Well, I noticed that I have forgot to set my Sata2 HDD's jumper back to orginal 3GB/s speed, when I bought new PC. 2 years have passed with reduced HDD speed.

HDD in specs.
Question is: Is it safe to set the jumper to desired position now, or I have to reformat HDD? Anything else I should know? What about Power Up In Standby mode?


----------



## DonInKansas (Dec 27, 2010)

Swapping the jumper won't mess with anything on the hard drive itself.  Just make sure the computer is off first


----------



## Swamp Monster (Dec 27, 2010)

Of course, thanks. Should I just take jumper off or set it to PUIS?


----------



## DonInKansas (Dec 27, 2010)

I'd just pull it.

http://wdc.custhelp.com/cgi-bin/wdc...HQ9anVtcGVy&p_li=&p_topview=1#satadesktopjump


----------



## newtekie1 (Dec 27, 2010)

Swamp Monster said:


> Well, I noticed that I have forgot to set my Sata2 HDD's jumper back to orginal 3GB/s speed, when I bought new PC. 2 years have passed with reduced HDD speed.
> 
> HDD in specs.
> Question is: Is it safe to set the jumper to desired position now, or I have to reformat HDD? Anything else I should know? What about Power Up In Standby mode?

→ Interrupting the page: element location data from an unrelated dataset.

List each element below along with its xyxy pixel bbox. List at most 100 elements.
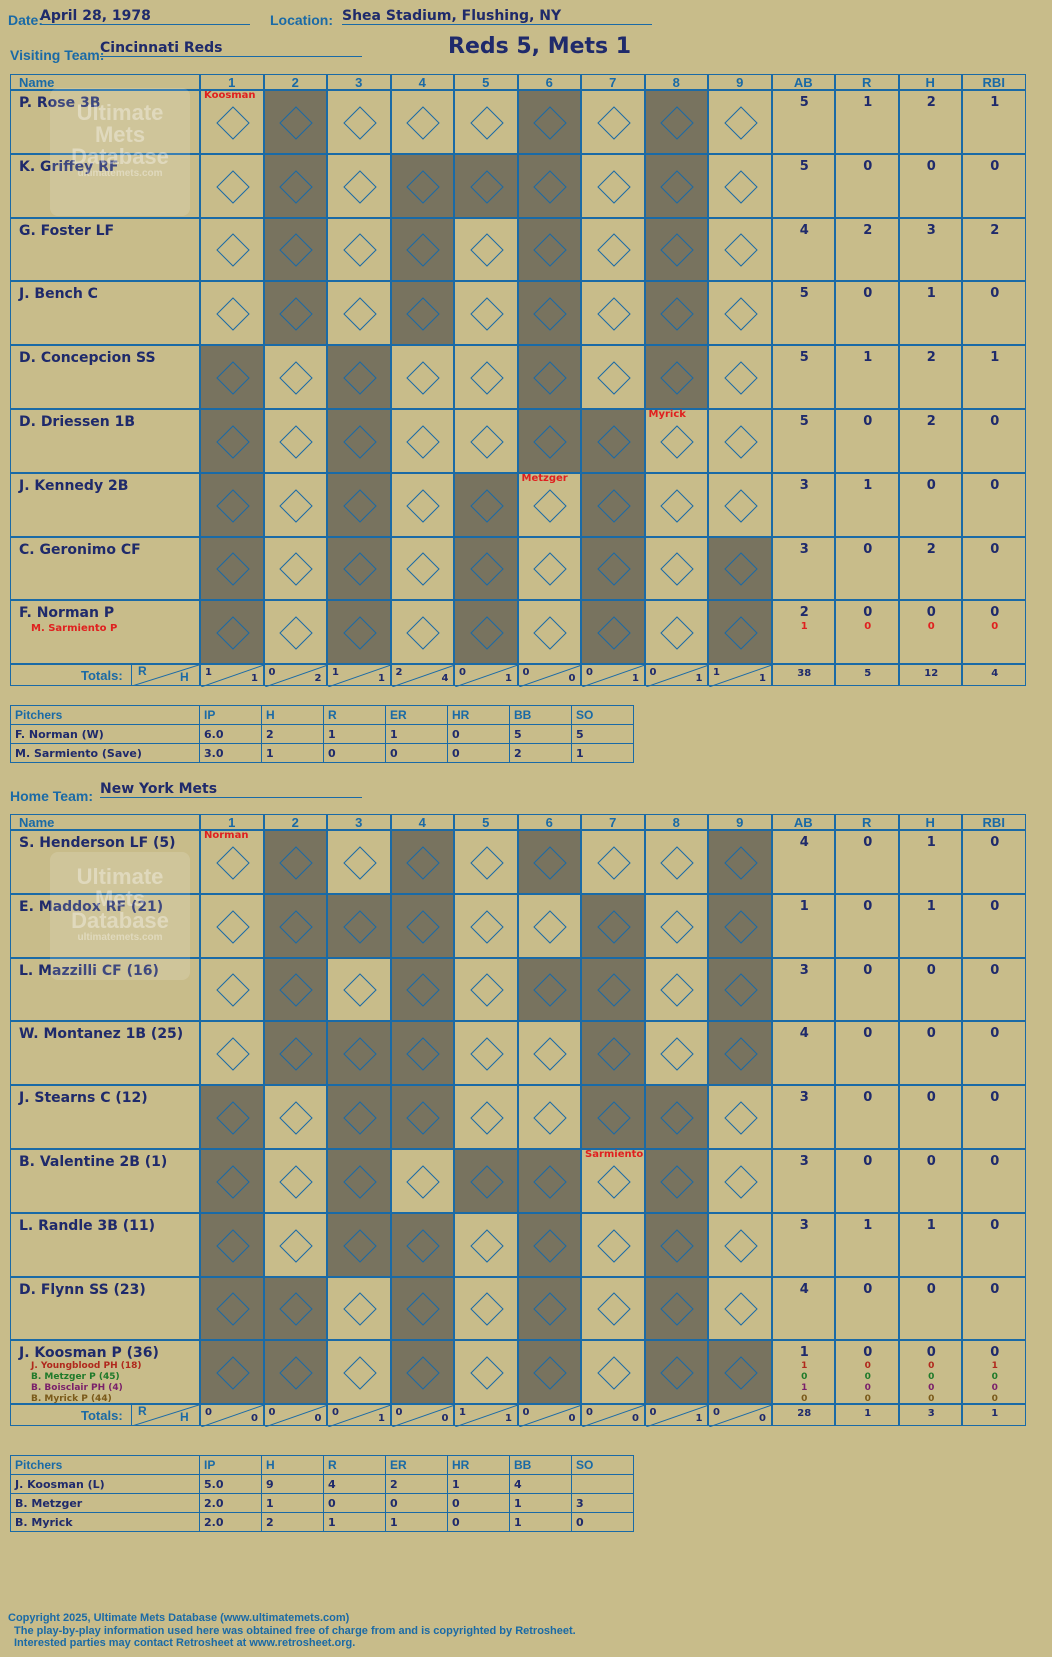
inning-cell xyxy=(517,153,581,218)
total-stat-cell: 1 xyxy=(962,1404,1026,1427)
stat-value: 1 xyxy=(926,1217,936,1233)
stat-cell: 3 xyxy=(898,217,962,282)
stat-value: 0 xyxy=(926,1090,936,1106)
total-stat-cell: 4 xyxy=(962,664,1026,687)
stat-value: 1 xyxy=(863,350,873,366)
inning-hits: 0 xyxy=(632,1413,639,1425)
pitcher-stat: 6.0 xyxy=(199,724,262,744)
diamond-icon xyxy=(724,1356,758,1390)
diamond-icon xyxy=(216,616,250,650)
inning-cell xyxy=(200,472,264,537)
stat-cell: 0 xyxy=(898,153,962,218)
player-name: J. Bench C xyxy=(19,286,98,303)
pitcher-stat: 0 xyxy=(385,1493,448,1513)
substitute-stat: 0 xyxy=(864,1383,871,1394)
pitching-header: IP xyxy=(199,1455,262,1475)
inning-cell xyxy=(581,1340,645,1405)
pitcher-stat: 1 xyxy=(323,724,386,744)
pitching-header: BB xyxy=(509,1455,572,1475)
column-header: 5 xyxy=(454,814,518,830)
pitcher-stat: 2 xyxy=(509,743,572,763)
inning-cell xyxy=(263,536,327,601)
pitcher-name: B. Metzger xyxy=(10,1493,200,1513)
player-name: D. Driessen 1B xyxy=(19,414,136,430)
player-name: G. Foster LF xyxy=(19,222,115,239)
pitcher-row: J. Koosman (L) 5.0 9 4 2 1 4 xyxy=(10,1474,634,1494)
diamond-icon xyxy=(597,488,631,523)
substitute-stat: 0 xyxy=(991,621,999,633)
inning-cell xyxy=(644,409,708,473)
inning-runs: 0 xyxy=(522,667,530,679)
column-header: Name xyxy=(10,814,200,830)
diamond-icon xyxy=(216,361,250,395)
column-header: 6 xyxy=(517,74,581,90)
stat-cell: 0 xyxy=(835,536,899,601)
stat-cell: 1 xyxy=(835,345,899,409)
inning-cell xyxy=(390,1149,454,1213)
stat-cell: 0 xyxy=(962,153,1026,218)
pitcher-stat: 1 xyxy=(385,724,448,744)
stat-value: 2 xyxy=(926,541,936,557)
player-name: J. Stearns C (12) xyxy=(19,1090,148,1107)
diamond-icon xyxy=(279,1037,313,1071)
inning-cell xyxy=(327,472,391,537)
location-value: Shea Stadium, Flushing, NY xyxy=(342,8,652,25)
watermark-logo: Ultimate Mets Database ultimatemets.com xyxy=(50,852,190,980)
diamond-icon xyxy=(533,106,567,140)
stat-value: 3 xyxy=(799,477,809,493)
inning-cell xyxy=(390,1340,454,1405)
inning-cell xyxy=(644,472,708,537)
inning-runs: 2 xyxy=(395,667,403,679)
substitute-stat: 0 xyxy=(928,1394,935,1405)
inning-hits: 1 xyxy=(695,1413,703,1425)
diamond-icon xyxy=(406,846,440,880)
inning-cell xyxy=(517,345,581,409)
inning-cell xyxy=(644,893,708,958)
player-name: E. Maddox RF (21) xyxy=(19,898,164,915)
column-header: 4 xyxy=(390,74,454,90)
diamond-icon xyxy=(470,1292,504,1327)
pitcher-change-note: Myrick xyxy=(648,409,686,420)
diamond-icon xyxy=(597,361,631,395)
total-stat-value: 1 xyxy=(864,1408,872,1420)
diamond-icon xyxy=(216,169,250,204)
column-header: 5 xyxy=(454,74,518,90)
inning-runs: 0 xyxy=(522,1407,530,1419)
pitcher-name: F. Norman (W) xyxy=(10,724,200,744)
inning-cell xyxy=(263,345,327,409)
total-stat-cell: 12 xyxy=(898,664,962,687)
home-pitching-table: Pitchers IP H R ER HR BB SO J. Koosman (L) 5.0 9 4 2… xyxy=(10,1455,634,1532)
pitcher-row: M. Sarmiento (Save) 3.0 1 0 0 0 2 1 xyxy=(10,743,634,763)
inning-cell xyxy=(390,217,454,282)
pitcher-stat: 5.0 xyxy=(199,1474,262,1494)
pitcher-row: B. Myrick 2.0 2 1 1 0 1 0 xyxy=(10,1512,634,1532)
inning-cell xyxy=(390,600,454,665)
substitute-stat: 0 xyxy=(864,621,872,633)
inning-cell xyxy=(390,1085,454,1149)
diamond-icon xyxy=(660,297,694,331)
inning-cell xyxy=(327,1212,391,1277)
rh-divider-icon xyxy=(582,665,645,688)
inning-cell xyxy=(581,472,645,537)
diamond-icon xyxy=(533,1292,567,1327)
player-cell: L. Mazzilli CF (16) xyxy=(10,957,200,1022)
stat-cell: 2 xyxy=(898,536,962,601)
pitcher-stat: 1 xyxy=(571,743,634,763)
inning-cell xyxy=(454,830,518,894)
inning-cell xyxy=(644,536,708,601)
inning-cell xyxy=(200,281,264,346)
stat-value: 0 xyxy=(863,1154,873,1169)
rh-divider-icon xyxy=(328,665,391,688)
pitching-header: ER xyxy=(385,1455,448,1475)
stat-value: 0 xyxy=(990,1345,1000,1361)
stat-cell: 1 xyxy=(835,90,899,154)
inning-cell xyxy=(390,893,454,958)
diamond-icon xyxy=(216,1228,250,1263)
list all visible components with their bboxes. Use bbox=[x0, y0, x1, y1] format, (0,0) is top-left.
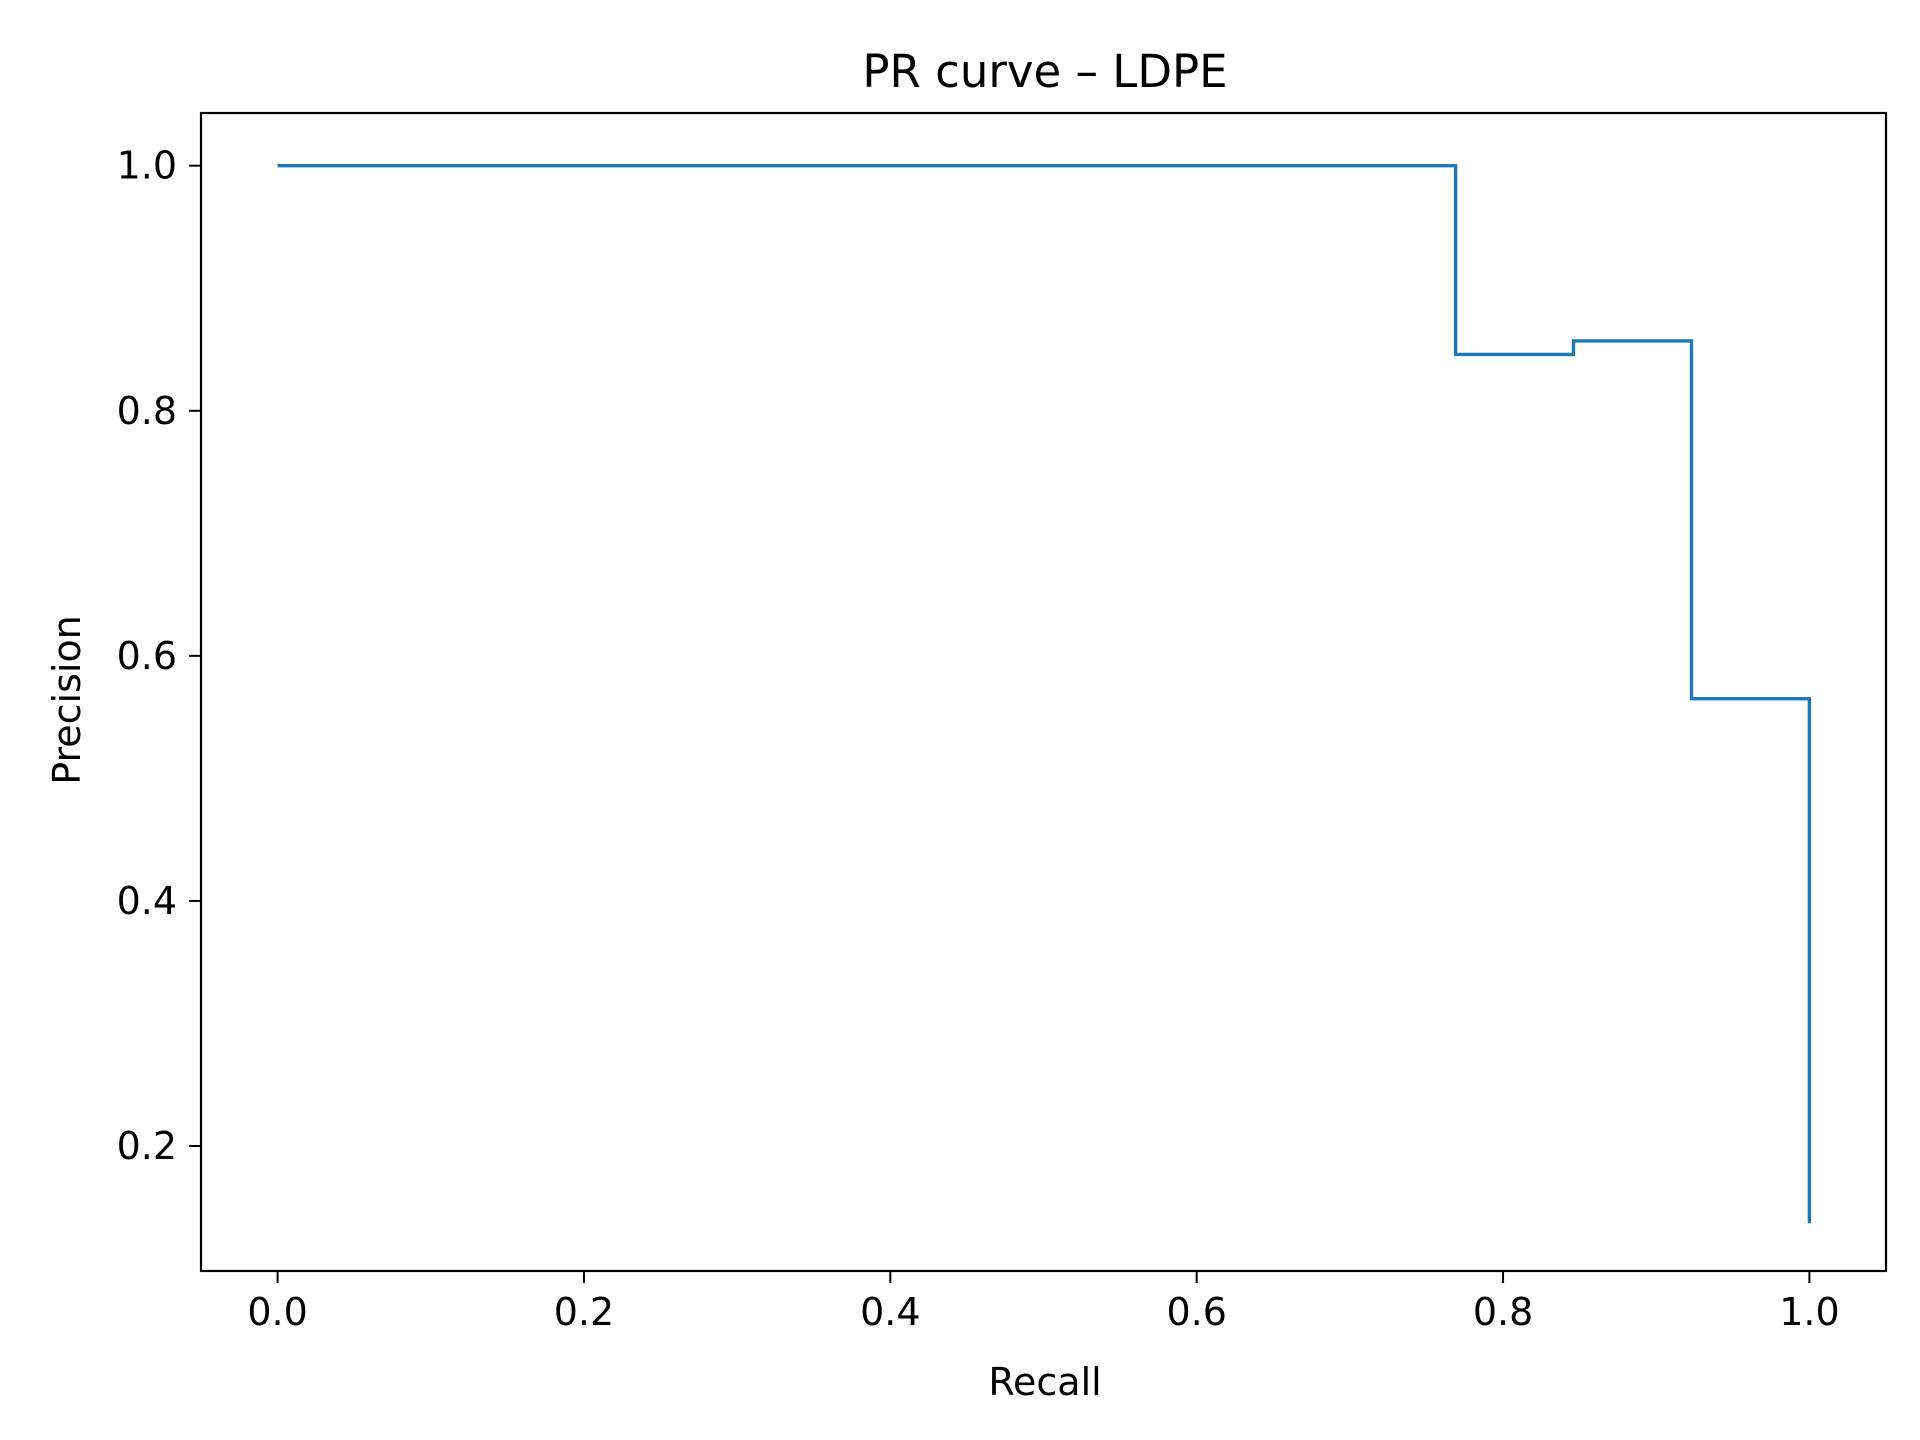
y-tick-label: 0.2 bbox=[117, 1124, 177, 1168]
x-tick-label: 0.8 bbox=[1473, 1290, 1533, 1334]
y-axis-ticks: 0.2 0.4 0.6 0.8 1.0 bbox=[117, 144, 201, 1168]
plot-area bbox=[277, 164, 1812, 1224]
plot-frame bbox=[199, 111, 1888, 1273]
x-tick-label: 0.0 bbox=[247, 1290, 307, 1334]
y-tick-label: 1.0 bbox=[117, 144, 177, 188]
y-tick-label: 0.8 bbox=[117, 389, 177, 433]
x-tick-label: 1.0 bbox=[1779, 1290, 1839, 1334]
x-axis-ticks: 0.0 0.2 0.4 0.6 0.8 1.0 bbox=[247, 1271, 1840, 1334]
y-tick-label: 0.4 bbox=[117, 879, 177, 923]
chart-title: PR curve – LDPE bbox=[862, 45, 1227, 98]
x-axis-label: Recall bbox=[988, 1360, 1101, 1404]
y-axis-label: Precision bbox=[45, 615, 89, 785]
x-tick-label: 0.6 bbox=[1166, 1290, 1226, 1334]
x-tick-label: 0.4 bbox=[860, 1290, 920, 1334]
x-tick-label: 0.2 bbox=[554, 1290, 614, 1334]
y-tick-label: 0.6 bbox=[117, 634, 177, 678]
pr-curve-line-0 bbox=[277, 164, 1812, 1224]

You can remove it if you want without reformatting or anything, in fact the computer shouldn't even know the difference.  But there will be no performance difference.


----------



## kenkickr (Dec 27, 2010)

newtekie1 said:


> It won't make a difference.



Ditto.  We did test at my work with the Seagate 7200.10 series drives that had the jumper for SATAI(1.5Gb) compatibility.  After several tests we concluded there was no difference in speed.  

What I thought SATAII really brought to the table that the jumper removed my allow is NCQ(Native Command Queing) w/ AHCI enabled.


----------



## Swamp Monster (Dec 28, 2010)

I just pulled it out. at least if NCQ was not working, then it should be working now.
Thank you all for replies.


----------



## hat (Dec 28, 2010)

In terms of speed, SATA 1.5 may limit your throughput slightly when you hit really high burst rates over 200MB/s... but as others have said, it shouldn't make a difference in the real world.


----------